La ricerca empirica qualitativa e l'indagine sul campo non
sono pratiche diffuse e sono senza altro poco sviluppate,
finanche nelle diverse esperienze locali di osservatori su
differenti problematiche sociali dove la raccolta o l'organizzazione
di dati quantitativi forniscono una manifestazione del fare
e dell'agire rispetto a queste stesse problematiche.
I servizi sociali devono essere considerati in modo particolare
come collegati ad una rete di relazioni e di legami sociali,
non si tratta dunque di identificare il servizio sociale come
il tramite di una prestazione ma al contrario di puntualizzare
il flusso di relazioni e di interazioni che caratterizza questi
stessi servizi [22].
Questo aspetto relazionale presente nel confronto con gli
individui, quindi con i processi comunicativi e intersoggettivi,
induce a concepire il servizio sociale come flusso di relazioni
e interazioni generate dai soggetti piuttosto che ridurre
il servizio ad una semplice relazione dove l'utente sollecita
l'operatore professionale.
La differenza sostanziale tra servizi sociali tradizionali
e organizzazione di comunità, risiede proprio in questa opposizione
dei modelli più estremi di riferimento rispetto alla persona
intesa come utente passivo o attivo: nei servizi sociali tradizionali
la persona dipende dal servizio e gli operatori hanno un ruolo
centrale rispetto all'utente che invece assume un ruolo passivo;
nei modelli di organizzazione comunitaria il potere degli
operatori viene meno, le informazioni sono condivise e sono
valorizzate le competenze degli utenti che hanno un ruolo
più autonomo e indipendente in quanto membri attivi e consapevoli
della comunità [23].
L'approccio incentrato sulle soluzioni [24]

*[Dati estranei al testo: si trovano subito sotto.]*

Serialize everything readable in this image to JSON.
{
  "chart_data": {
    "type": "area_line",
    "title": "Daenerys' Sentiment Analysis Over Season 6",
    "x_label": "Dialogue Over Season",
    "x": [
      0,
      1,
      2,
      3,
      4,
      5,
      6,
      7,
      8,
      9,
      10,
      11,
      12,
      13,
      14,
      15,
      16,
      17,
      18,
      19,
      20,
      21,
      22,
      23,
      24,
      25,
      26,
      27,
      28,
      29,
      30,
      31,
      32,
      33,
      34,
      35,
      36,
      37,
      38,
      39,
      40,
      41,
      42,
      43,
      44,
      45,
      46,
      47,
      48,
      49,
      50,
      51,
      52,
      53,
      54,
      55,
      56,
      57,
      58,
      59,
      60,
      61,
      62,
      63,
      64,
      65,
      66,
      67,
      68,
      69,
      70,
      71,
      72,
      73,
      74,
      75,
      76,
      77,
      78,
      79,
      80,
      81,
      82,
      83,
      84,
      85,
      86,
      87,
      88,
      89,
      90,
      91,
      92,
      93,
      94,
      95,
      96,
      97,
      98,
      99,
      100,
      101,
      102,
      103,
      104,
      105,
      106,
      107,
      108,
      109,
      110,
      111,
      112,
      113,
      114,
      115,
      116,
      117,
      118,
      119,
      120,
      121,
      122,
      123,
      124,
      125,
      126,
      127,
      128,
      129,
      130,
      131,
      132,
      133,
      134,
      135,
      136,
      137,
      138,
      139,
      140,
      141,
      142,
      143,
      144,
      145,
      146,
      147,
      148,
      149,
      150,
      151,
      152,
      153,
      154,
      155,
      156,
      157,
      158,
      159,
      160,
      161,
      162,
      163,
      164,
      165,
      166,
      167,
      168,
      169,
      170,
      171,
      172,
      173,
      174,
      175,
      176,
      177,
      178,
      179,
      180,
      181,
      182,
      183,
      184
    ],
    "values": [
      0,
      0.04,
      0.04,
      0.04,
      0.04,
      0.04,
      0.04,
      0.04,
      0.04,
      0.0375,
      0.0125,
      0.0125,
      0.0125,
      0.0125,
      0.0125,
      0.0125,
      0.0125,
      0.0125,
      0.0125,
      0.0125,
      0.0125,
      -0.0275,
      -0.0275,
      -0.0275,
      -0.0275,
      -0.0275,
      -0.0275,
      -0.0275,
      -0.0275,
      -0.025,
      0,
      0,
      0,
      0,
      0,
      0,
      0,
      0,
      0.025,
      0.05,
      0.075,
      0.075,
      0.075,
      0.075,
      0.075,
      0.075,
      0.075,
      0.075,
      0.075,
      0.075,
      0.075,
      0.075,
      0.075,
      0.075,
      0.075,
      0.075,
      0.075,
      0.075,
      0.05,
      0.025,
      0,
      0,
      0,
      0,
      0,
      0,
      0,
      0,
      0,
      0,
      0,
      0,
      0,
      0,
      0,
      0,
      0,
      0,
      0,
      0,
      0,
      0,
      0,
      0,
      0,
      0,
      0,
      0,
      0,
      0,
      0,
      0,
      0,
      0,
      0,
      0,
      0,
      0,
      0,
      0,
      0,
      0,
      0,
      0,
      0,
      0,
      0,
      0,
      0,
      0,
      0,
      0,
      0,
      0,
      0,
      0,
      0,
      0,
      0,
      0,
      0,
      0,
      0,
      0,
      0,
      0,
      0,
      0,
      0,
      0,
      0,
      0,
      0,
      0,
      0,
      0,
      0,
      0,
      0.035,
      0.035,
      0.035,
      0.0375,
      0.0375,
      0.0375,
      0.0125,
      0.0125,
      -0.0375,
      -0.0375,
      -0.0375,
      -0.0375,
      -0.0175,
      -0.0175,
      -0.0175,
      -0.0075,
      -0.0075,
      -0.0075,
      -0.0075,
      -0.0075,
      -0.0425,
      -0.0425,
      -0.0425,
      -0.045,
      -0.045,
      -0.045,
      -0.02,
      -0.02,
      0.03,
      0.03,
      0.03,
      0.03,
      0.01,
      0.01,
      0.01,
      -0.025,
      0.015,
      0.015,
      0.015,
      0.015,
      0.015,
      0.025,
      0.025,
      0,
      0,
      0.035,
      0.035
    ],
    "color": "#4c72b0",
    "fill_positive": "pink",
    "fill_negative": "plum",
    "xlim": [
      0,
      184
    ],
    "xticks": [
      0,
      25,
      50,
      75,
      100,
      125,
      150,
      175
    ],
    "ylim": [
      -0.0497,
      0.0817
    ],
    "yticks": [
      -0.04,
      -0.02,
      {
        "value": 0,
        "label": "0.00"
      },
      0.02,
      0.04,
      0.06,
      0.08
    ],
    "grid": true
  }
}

designa un ulteriore mutamento del modello d'intervento, della
centralità dell'utente e della definizione stessa del concetto
di cambiamento e di responsabilità: sono le persone che riconoscono
e si prefiggono degli obiettivi validi e raggiungibili, mentre
l'operatore sociale sostiene questo percorso verso degli obiettivi
significativi per gli individui compatibili con le loro reali
capacità.
La dimensione relazionale e il ruolo degli operatori e degli
utenti al di là della stessa erogazione del servizio, il rapporto
tra servizi sociali e immigrati, è senza dubbio fondamentale
e deve essere oltretutto valutata rispetto alla stessa evoluzione
dei servizi alla persona. Conseguentemente agli orientamenti
ed alle politiche sociali attivate in materia di immigrazione,
i servizi sociali si sono caratterizzati inzialmente come
servizi speciali, volti a fronteggiare particolari bisogni
dei migranti, successivamente come servizi dedicati, servizi
rivolti esclusivamente a stranieri, e dopo questa fase intermedia
ci si avvia verso dei servizi per tutti, quindi il riconoscimento
di eguali diritti di cittadinanza tra immigrati e popolazione
locale [25].
Il lavoro sociale si pone in questa fase particolare come
luogo di incontro tra culture differenti, possibile luogo
di confronto e di riduzione delle distanze sociali tra gruppi
sociali diversi [26].
E' quindi ugualmente corretto definire i servizi sociali non
solo come strutture in cui si manifestano flussi di relazioni
ma anche come luoghi di ascolto e della parola, strutture
che cercano di promuovere l'autonomia delle persone e potenziare
le abilità dell'utente [27].
Nuove strategie operative sono quindi necessariamente interpellate
per consentire uno sviluppo maggiore dell'area relazionale,
operatore-utente, e l'area organizzativo-procedurale, apparato
amministrativo e strategie d'intervento [28].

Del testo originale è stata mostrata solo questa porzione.